5. Mitigation Strategies and Future Directions

Several mitigation and improvement strategies are discussed in the literature:

Semantic-level Protection: Pure identifier removal and surface-level scrubbing leave nuanced information exposed; frameworks for atomic claim decomposition, linking, and semantic scoring provide finer granularity in privacy evaluation (Xin et al., 28 Apr 2025).
Post-processing with LLMs: Controlled LLM reconstruction as a post-processing step, justified by the post-processing closure property of DP, can enhance both utility and equitable privacy by disguising text structure and reducing telltale fixed-length or rigid mapping artifacts (Meisenbacher et al., 26 Aug 2025).
Utility Prediction Middleware: Lightweight, local models (SLMs) can forecast the utility of sanitized prompts before submission to costly online LLMs, minimizing resource expenditure and avoiding waste when utility losses are prohibitive (Carpentier et al., 18 Nov 2024).
Context-aware Sanitization: Incorporating context via sense embeddings and disambiguation before noise injection addresses the semantic drift problem and improves task performance on ambiguous terms (Arnold et al., 2023).
Robust Mechanism Engineering: The correct implementation of the underlying DP mechanisms (e.g., proper support and inversion in Laplace reparametrization, careful handling of nearest neighbor search variants) is critical—mismatches can nullify privacy guarantees (Habernal, 2022, Carpentier et al., 18 Nov 2024).
Comprehensive Benchmarking: Empirical attack success rates, privacy-utility trade-off metrics, and semantic distance scores must be used in tandem to evaluate mechanisms with respect to current and evolving adversarial capabilities (Xin et al., 28 Apr 2025, Tong et al., 22 Oct 2024).
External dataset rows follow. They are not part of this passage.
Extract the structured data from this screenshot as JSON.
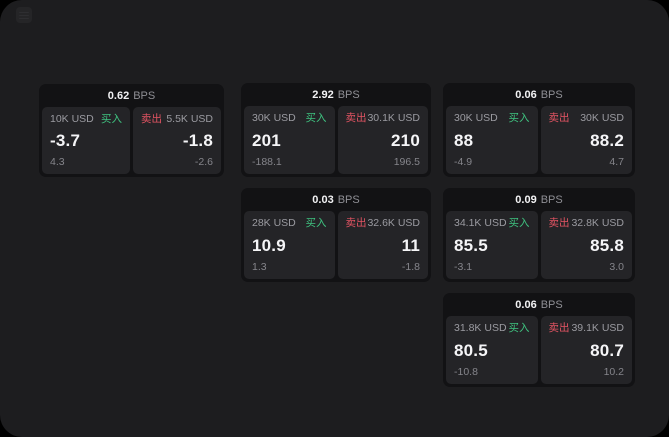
{
  "colors": {
    "canvas": "#000000",
    "page_bg": "#1d1d1f",
    "card_bg": "#121214",
    "panel_bg": "#242427",
    "buy_green": "#3fc380",
    "sell_red": "#e35463",
    "primary_text": "#f5f5f7",
    "muted_text": "#9b9ba1"
  },
  "labels": {
    "buy": "买入",
    "sell": "卖出",
    "bps_unit": "BPS"
  },
  "cards": [
    {
      "bps_value": "0.62",
      "buy": {
        "size": "10K USD",
        "tag": "买入",
        "price": "-3.7",
        "delta": "4.3"
      },
      "sell": {
        "tag": "卖出",
        "size": "5.5K USD",
        "price": "-1.8",
        "delta": "-2.6"
      }
    },
    {
      "bps_value": "2.92",
      "buy": {
        "size": "30K USD",
        "tag": "买入",
        "price": "201",
        "delta": "-188.1"
      },
      "sell": {
        "tag": "卖出",
        "size": "30.1K USD",
        "price": "210",
        "delta": "196.5"
      }
    },
    {
      "bps_value": "0.06",
      "buy": {
        "size": "30K USD",
        "tag": "买入",
        "price": "88",
        "delta": "-4.9"
      },
      "sell": {
        "tag": "卖出",
        "size": "30K USD",
        "price": "88.2",
        "delta": "4.7"
      }
    },
    {
      "bps_value": "0.03",
      "buy": {
        "size": "28K USD",
        "tag": "买入",
        "price": "10.9",
        "delta": "1.3"
      },
      "sell": {
        "tag": "卖出",
        "size": "32.6K USD",
        "price": "11",
        "delta": "-1.8"
      }
    },
    {
      "bps_value": "0.09",
      "buy": {
        "size": "34.1K USD",
        "tag": "买入",
        "price": "85.5",
        "delta": "-3.1"
      },
      "sell": {
        "tag": "卖出",
        "size": "32.8K USD",
        "price": "85.8",
        "delta": "3.0"
      }
    },
    {
      "bps_value": "0.06",
      "buy": {
        "size": "31.8K USD",
        "tag": "买入",
        "price": "80.5",
        "delta": "-10.8"
      },
      "sell": {
        "tag": "卖出",
        "size": "39.1K USD",
        "price": "80.7",
        "delta": "10.2"
      }
    }
  ]
}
6. Challenges and Open Problems

The field faces significant open problems:

Trade-off Optimization: Lower privacy budgets (small ε) reduce empirical risk at the expense of data utility; concerted effort is needed to optimize mechanisms for deployment-worthy utility under robust privacy constraints (Chen et al., 2022, Xin et al., 28 Apr 2025).
Domain Adaptivity: Uniform privacy allocation across tokens is rarely optimal; future directions include adaptive privacy parameters tied to token or context sensitivity (Chen et al., 2022, Yue et al., 2021).
Streaming and Scalability: High-dimensionality, vocabulary size, and the need for semantic consistency make streaming and scalable sanitization nontrivial (Kaplan et al., 2021).
Model Memorization: LLM memorization and data contamination are emergent threats—mechanisms for unlearning or end-to-end privacy protection (not just at the preprocessing stage) need further research (Pang et al., 16 Oct 2024, Meisenbacher et al., 26 Aug 2025).
Reference Implementations: Choices between ANN and ENN can dramatically affect protection, highlighting the need for standardized, auditable implementations (Carpentier et al., 18 Nov 2024).
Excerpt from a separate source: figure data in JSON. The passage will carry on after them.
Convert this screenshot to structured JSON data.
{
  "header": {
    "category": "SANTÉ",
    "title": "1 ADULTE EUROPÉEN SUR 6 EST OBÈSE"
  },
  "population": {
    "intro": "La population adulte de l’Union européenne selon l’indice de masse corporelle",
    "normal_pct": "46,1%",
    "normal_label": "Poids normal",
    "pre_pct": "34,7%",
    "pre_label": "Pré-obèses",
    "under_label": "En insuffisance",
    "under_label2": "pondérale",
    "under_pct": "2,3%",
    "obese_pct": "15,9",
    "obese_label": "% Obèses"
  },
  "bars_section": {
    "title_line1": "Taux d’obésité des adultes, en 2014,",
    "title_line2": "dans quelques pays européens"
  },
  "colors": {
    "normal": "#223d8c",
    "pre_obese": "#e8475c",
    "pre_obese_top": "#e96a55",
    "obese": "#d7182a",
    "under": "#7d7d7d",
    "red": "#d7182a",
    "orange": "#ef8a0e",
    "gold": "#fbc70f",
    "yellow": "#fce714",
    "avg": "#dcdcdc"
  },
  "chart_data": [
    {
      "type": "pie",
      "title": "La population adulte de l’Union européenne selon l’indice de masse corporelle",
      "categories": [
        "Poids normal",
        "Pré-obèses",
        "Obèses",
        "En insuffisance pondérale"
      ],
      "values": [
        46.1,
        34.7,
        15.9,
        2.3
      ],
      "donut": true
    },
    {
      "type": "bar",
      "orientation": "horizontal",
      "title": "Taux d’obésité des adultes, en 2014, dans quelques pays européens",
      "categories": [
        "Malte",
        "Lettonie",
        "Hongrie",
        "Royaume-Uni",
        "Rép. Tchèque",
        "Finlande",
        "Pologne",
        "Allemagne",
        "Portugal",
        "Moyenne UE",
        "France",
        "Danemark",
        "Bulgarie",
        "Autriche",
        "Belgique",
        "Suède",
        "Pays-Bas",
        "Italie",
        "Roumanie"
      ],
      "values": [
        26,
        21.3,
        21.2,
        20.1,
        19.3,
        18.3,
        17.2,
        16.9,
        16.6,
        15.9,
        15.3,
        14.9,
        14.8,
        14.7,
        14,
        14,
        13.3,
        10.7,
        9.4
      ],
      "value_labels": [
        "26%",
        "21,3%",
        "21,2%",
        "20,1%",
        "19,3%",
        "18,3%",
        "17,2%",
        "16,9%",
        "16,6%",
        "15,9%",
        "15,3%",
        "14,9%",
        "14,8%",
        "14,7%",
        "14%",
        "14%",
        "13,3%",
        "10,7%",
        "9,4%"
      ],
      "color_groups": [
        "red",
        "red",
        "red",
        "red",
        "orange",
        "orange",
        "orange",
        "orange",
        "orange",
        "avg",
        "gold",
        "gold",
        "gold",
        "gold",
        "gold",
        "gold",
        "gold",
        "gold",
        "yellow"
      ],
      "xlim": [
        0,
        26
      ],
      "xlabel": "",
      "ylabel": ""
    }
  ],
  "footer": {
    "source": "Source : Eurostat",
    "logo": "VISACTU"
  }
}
7. Significance for Research and Practice

Differentially private text sanitization represents a rigorous interface between privacy theory and natural language engineering. It is foundational for compliance (e.g., GDPR, CCPA), enabling sharing and analytics on sensitive text data without endangering individuals’ privacy. However, the ongoing advances in adversarial modeling, reconstruction attacks, and LLM capabilities require ongoing innovation, benchmarking, and best-practice evolution in both mechanisms and evaluation frameworks.
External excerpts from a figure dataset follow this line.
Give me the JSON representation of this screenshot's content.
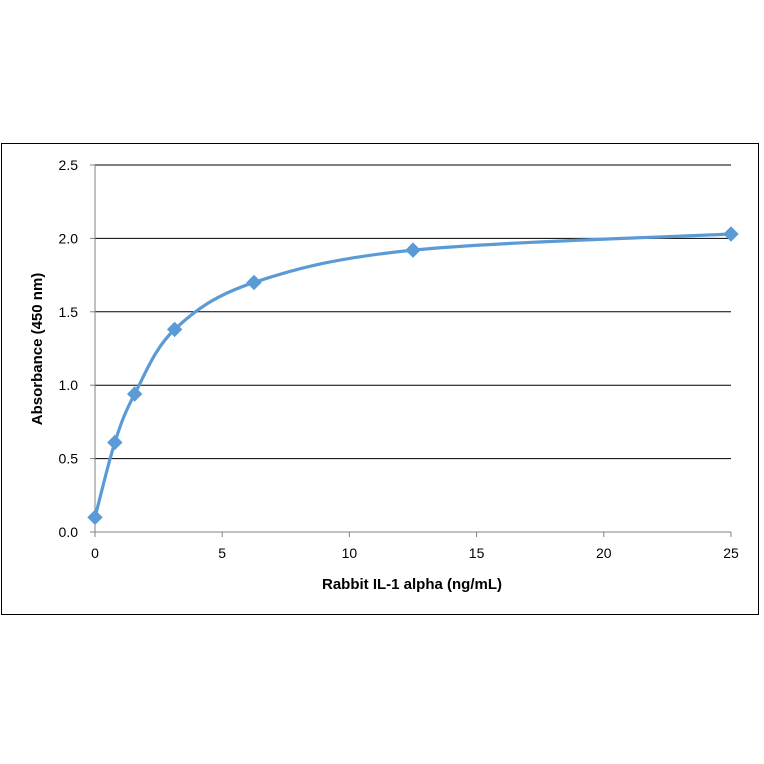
{
  "chart_data": {
    "type": "line",
    "title": "",
    "xlabel": "Rabbit IL-1 alpha (ng/mL)",
    "ylabel": "Absorbance  (450 nm)",
    "xlim": [
      0,
      25
    ],
    "ylim": [
      0,
      2.5
    ],
    "x_ticks": [
      "0",
      "5",
      "10",
      "15",
      "20",
      "25"
    ],
    "y_ticks": [
      "0.0",
      "0.5",
      "1.0",
      "1.5",
      "2.0",
      "2.5"
    ],
    "grid": "horizontal",
    "legend": "none",
    "marker": "diamond",
    "smooth": true,
    "color": "#5b9bd5",
    "series": [
      {
        "x": [
          0,
          0.78,
          1.56,
          3.13,
          6.25,
          12.5,
          25
        ],
        "y": [
          0.1,
          0.61,
          0.94,
          1.38,
          1.7,
          1.92,
          2.03
        ]
      }
    ]
  }
}
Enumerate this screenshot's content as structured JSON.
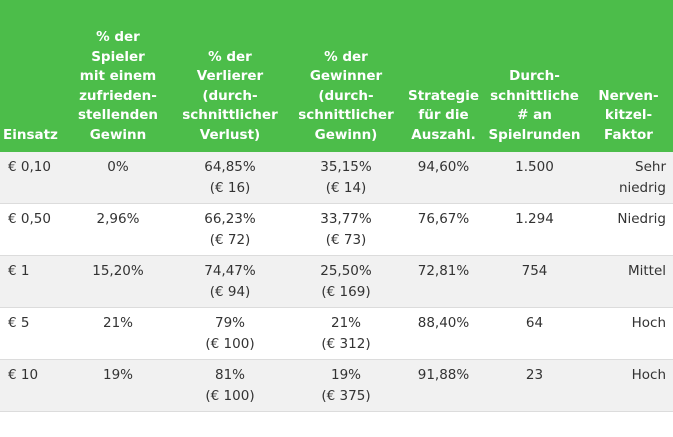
{
  "table": {
    "headers": [
      "Einsatz",
      "% der\nSpieler\nmit einem\nzufrieden-\nstellenden\nGewinn",
      "% der\nVerlierer\n(durch-\nschnittlicher\nVerlust)",
      "% der\nGewinner\n(durch-\nschnittlicher\nGewinn)",
      "Strategie\nfür die\nAuszahl.",
      "Durch-\nschnittliche\n# an\nSpielrunden",
      "Nerven-\nkitzel-\nFaktor"
    ],
    "rows": [
      [
        "€ 0,10",
        "0%",
        "64,85%\n(€ 16)",
        "35,15%\n(€ 14)",
        "94,60%",
        "1.500",
        "Sehr\nniedrig"
      ],
      [
        "€ 0,50",
        "2,96%",
        "66,23%\n(€ 72)",
        "33,77%\n(€ 73)",
        "76,67%",
        "1.294",
        "Niedrig"
      ],
      [
        "€ 1",
        "15,20%",
        "74,47%\n(€ 94)",
        "25,50%\n(€ 169)",
        "72,81%",
        "754",
        "Mittel"
      ],
      [
        "€ 5",
        "21%",
        "79%\n(€ 100)",
        "21%\n(€ 312)",
        "88,40%",
        "64",
        "Hoch"
      ],
      [
        "€ 10",
        "19%",
        "81%\n(€ 100)",
        "19%\n(€ 375)",
        "91,88%",
        "23",
        "Hoch"
      ]
    ]
  },
  "colors": {
    "header_bg": "#4cbd4a",
    "header_text": "#ffffff",
    "row_alt_bg": "#f1f1f1",
    "body_text": "#333333"
  }
}
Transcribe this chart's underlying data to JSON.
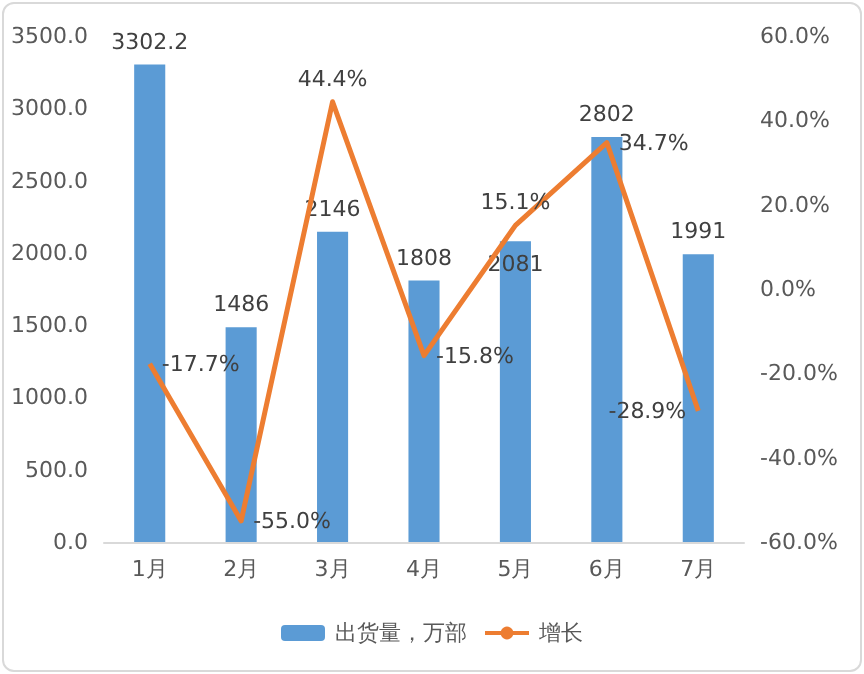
{
  "chart_data": {
    "type": "bar",
    "categories": [
      "1月",
      "2月",
      "3月",
      "4月",
      "5月",
      "6月",
      "7月"
    ],
    "series": [
      {
        "name": "出货量，万部",
        "color": "#5b9bd5",
        "values": [
          3302.2,
          1486,
          2146,
          1808,
          2081,
          2802,
          1991
        ],
        "value_labels": [
          "3302.2",
          "1486",
          "2146",
          "1808",
          "2081",
          "2802",
          "1991"
        ]
      },
      {
        "name": "增长",
        "type": "line",
        "axis": "y2",
        "color": "#ed7d31",
        "values": [
          -17.7,
          -55.0,
          44.4,
          -15.8,
          15.1,
          34.7,
          -28.9
        ],
        "value_labels": [
          "-17.7%",
          "-55.0%",
          "44.4%",
          "-15.8%",
          "15.1%",
          "34.7%",
          "-28.9%"
        ]
      }
    ],
    "ylim": [
      0,
      3500
    ],
    "yticks": [
      {
        "value": 0,
        "label": "0.0"
      },
      {
        "value": 500,
        "label": "500.0"
      },
      {
        "value": 1000,
        "label": "1000.0"
      },
      {
        "value": 1500,
        "label": "1500.0"
      },
      {
        "value": 2000,
        "label": "2000.0"
      },
      {
        "value": 2500,
        "label": "2500.0"
      },
      {
        "value": 3000,
        "label": "3000.0"
      },
      {
        "value": 3500,
        "label": "3500.0"
      }
    ],
    "y2lim": [
      -60,
      60
    ],
    "y2ticks": [
      {
        "value": -60,
        "label": "-60.0%"
      },
      {
        "value": -40,
        "label": "-40.0%"
      },
      {
        "value": -20,
        "label": "-20.0%"
      },
      {
        "value": 0,
        "label": "0.0%"
      },
      {
        "value": 20,
        "label": "20.0%"
      },
      {
        "value": 40,
        "label": "40.0%"
      },
      {
        "value": 60,
        "label": "60.0%"
      }
    ],
    "legend": "bottom",
    "marker": "none",
    "line_style": "solid"
  }
}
The literature underscores the necessity of nuanced, context-aware, and semantically grounded approaches—moving beyond surface-level identifier removal—while maintaining utility and allowing transparent validation for both organizational and regulatory scrutiny. Theoretical models, robust optimization, careful implementation, and adversarial assessment together define the state of the art and the future trajectory of differentially private text sanitization.